The Government has released draft legislation for consultation in response to 22 recommendations, and ‘additional commitments’, from the Banking Royal Commission.
Treasurer Josh Frydenberg said the Government is “on track” to have almost 90% of the Royal Commission recommendations at least introduced to Parliament – not necessarily legislated – by mid-2020 and all adopted recommendations by the end of 2020. Though these figures include the ‘additional commitments’ the Government made (but weren’t recommended by the Royal Commission) and excludes recommendations the Government wants reviewed by 2022, and appear to exclude the “other measures” – a mix of recommendations and additional commitments, many of which have no date for implementation.
This is consistent with the Government’s previously published timetable for implementation, but at odds with recent statements by Jane Hume, Assistant Minister for Superannuation, Financial Services and Financial Technology. Last week Hume said, in a speech, that the Government would implement “all of the recommendations of Hayne – 90% legislated by mid-year, and all of them by the end of 2020”.
One of the recommendations of the Royal Commission was for changes to default super, so that members were ‘stapled’ to their accounts.
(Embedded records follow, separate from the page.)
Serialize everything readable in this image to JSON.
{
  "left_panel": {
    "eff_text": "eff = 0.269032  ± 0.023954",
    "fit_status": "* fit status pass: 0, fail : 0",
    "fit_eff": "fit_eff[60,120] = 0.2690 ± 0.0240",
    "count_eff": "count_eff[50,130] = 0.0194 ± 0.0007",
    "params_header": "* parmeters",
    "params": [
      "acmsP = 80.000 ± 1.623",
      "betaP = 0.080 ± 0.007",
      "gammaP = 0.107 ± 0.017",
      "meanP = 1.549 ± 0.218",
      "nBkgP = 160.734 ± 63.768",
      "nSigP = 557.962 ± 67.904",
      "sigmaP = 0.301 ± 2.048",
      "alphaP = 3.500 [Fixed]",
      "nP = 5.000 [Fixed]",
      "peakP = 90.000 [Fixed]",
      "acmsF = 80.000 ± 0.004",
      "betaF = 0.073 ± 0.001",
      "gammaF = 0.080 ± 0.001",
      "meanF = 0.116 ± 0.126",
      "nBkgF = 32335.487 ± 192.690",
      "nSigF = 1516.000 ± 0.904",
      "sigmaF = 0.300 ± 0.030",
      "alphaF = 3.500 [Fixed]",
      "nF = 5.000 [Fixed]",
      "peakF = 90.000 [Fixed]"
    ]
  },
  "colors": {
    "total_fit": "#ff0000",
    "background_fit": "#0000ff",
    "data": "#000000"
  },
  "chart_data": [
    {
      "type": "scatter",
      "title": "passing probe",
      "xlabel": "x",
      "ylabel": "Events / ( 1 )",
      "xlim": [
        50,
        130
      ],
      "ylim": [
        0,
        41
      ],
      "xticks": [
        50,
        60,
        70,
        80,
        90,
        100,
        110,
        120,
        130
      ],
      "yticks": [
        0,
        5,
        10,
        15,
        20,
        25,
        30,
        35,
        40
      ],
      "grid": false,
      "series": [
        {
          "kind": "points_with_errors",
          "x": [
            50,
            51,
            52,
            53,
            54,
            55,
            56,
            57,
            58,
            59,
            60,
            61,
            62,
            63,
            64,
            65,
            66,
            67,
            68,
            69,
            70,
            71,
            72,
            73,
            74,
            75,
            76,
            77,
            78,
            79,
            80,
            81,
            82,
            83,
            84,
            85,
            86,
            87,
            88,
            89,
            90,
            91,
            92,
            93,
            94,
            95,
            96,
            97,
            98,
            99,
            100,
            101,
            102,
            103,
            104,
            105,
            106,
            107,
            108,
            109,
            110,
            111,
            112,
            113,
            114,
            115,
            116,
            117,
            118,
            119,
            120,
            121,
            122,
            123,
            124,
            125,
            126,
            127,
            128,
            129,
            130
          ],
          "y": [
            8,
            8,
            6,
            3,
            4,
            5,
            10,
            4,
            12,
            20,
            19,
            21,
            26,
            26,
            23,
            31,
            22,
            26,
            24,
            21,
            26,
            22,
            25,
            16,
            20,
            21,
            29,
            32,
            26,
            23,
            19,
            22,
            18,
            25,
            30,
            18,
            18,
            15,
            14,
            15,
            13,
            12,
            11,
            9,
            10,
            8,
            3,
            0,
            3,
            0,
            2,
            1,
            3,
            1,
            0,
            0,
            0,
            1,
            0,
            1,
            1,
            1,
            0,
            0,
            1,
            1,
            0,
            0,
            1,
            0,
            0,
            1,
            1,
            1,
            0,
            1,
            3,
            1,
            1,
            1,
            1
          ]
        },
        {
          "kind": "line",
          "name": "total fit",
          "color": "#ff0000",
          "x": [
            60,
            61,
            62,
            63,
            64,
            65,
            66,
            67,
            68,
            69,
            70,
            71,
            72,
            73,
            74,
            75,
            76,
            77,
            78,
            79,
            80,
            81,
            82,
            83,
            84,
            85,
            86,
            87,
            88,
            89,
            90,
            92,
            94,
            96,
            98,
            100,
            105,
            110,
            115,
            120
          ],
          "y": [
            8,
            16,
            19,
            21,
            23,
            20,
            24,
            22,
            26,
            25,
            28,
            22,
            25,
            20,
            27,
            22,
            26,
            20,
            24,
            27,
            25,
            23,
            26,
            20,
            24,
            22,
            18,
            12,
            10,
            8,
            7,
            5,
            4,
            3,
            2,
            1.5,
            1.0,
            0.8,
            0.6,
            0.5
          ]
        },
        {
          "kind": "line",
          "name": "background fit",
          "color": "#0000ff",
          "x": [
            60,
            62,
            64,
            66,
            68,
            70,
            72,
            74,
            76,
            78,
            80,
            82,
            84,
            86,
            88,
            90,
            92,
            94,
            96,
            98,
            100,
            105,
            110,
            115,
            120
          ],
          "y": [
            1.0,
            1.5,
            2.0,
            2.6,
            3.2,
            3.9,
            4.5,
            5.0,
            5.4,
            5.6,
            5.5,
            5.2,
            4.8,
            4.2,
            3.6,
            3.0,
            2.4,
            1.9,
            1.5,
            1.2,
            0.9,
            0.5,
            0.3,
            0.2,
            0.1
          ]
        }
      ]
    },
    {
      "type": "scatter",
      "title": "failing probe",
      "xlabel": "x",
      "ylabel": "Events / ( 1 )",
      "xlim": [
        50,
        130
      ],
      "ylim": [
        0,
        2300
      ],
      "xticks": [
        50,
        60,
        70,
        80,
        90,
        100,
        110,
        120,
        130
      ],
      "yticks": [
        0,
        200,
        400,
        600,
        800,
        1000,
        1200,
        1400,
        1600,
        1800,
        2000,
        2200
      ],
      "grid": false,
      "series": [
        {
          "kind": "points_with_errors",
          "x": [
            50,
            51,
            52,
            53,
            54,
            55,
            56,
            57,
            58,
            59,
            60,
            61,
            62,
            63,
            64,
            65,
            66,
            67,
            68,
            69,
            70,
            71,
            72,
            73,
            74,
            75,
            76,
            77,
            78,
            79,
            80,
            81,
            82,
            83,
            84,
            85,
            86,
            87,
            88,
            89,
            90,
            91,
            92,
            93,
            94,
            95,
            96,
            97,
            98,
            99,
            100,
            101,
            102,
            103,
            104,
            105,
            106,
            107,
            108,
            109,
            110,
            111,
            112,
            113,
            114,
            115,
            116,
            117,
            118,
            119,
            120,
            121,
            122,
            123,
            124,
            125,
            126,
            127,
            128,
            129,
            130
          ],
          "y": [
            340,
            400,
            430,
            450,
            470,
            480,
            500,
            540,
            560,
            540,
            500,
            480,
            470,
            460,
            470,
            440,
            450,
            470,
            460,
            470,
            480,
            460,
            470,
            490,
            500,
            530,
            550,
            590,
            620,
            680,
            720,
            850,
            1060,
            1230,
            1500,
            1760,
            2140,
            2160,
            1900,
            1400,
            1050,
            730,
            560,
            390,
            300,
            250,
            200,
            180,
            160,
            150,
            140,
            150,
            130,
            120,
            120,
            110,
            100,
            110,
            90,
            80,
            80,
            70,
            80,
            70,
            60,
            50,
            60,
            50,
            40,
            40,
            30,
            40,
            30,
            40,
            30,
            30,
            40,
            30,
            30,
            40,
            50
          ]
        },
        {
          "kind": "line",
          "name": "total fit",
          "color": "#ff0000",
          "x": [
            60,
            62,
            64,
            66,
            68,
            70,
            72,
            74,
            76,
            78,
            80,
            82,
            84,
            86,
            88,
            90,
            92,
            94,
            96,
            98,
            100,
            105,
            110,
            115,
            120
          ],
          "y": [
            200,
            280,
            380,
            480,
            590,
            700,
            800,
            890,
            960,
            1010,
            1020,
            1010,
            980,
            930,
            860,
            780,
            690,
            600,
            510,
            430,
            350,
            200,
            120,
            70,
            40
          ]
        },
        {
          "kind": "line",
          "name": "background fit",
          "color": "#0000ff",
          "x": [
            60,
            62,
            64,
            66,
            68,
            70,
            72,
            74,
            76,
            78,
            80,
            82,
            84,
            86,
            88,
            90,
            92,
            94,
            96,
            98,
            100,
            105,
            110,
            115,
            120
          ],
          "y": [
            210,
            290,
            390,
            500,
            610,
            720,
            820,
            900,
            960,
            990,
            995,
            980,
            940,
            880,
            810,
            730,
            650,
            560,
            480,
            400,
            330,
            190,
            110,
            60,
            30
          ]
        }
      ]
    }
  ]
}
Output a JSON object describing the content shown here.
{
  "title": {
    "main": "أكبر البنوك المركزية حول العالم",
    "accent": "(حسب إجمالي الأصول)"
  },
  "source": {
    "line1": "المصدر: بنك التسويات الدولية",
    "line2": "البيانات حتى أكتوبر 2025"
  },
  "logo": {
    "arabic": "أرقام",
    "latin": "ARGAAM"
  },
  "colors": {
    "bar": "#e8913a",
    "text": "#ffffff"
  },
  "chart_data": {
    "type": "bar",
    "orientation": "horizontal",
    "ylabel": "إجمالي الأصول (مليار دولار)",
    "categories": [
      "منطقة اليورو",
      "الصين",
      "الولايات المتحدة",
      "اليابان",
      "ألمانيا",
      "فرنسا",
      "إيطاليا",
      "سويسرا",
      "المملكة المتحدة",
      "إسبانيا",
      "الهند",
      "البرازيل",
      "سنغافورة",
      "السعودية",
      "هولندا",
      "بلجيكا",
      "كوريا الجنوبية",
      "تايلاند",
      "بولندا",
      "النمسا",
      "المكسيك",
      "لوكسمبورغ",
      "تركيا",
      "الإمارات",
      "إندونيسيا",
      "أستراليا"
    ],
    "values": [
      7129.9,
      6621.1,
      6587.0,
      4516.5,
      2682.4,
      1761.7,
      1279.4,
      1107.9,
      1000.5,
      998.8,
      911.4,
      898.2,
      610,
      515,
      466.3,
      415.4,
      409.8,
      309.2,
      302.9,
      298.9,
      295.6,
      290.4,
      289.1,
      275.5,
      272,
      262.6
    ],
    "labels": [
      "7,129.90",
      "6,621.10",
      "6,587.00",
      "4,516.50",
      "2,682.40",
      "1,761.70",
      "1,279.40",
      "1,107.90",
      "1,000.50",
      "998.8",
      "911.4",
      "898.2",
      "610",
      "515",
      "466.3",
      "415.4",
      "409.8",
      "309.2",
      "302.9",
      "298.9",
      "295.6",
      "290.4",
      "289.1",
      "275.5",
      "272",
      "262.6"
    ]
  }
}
While the Government has accepted this recommendation, it is one of the recommendations that has no timeframe for implementation.
The Treasurer has been using the phrase “taking action” on the recommendations of the Royal Commission, which allows for the recommendations that the Government didn’t adopt – such as on mortgage broker trailing commissions.
The draft legislation released relates to several of the superannuation-related recommendations:
- 3.1: Banning super fund trustees from have other roles or offices
- 3.2: Stopping super fund trustees from being able to deduct advice fees (excluding intra-fund advice) from MySuper accounts
- 3.3: Limiting when advice fees can be deducted from Choice accounts
- 3.8: Adjusting the roles of APRA and ASIC
- 6.4: Giving ASIC the power to enforce provisions of the SIS Act relating to consumer protection
The Government plans to have legislation for each of these recommendations before Parliament by 30 June 2020.
Consultation on the draft legislation is open until 28 February 2020.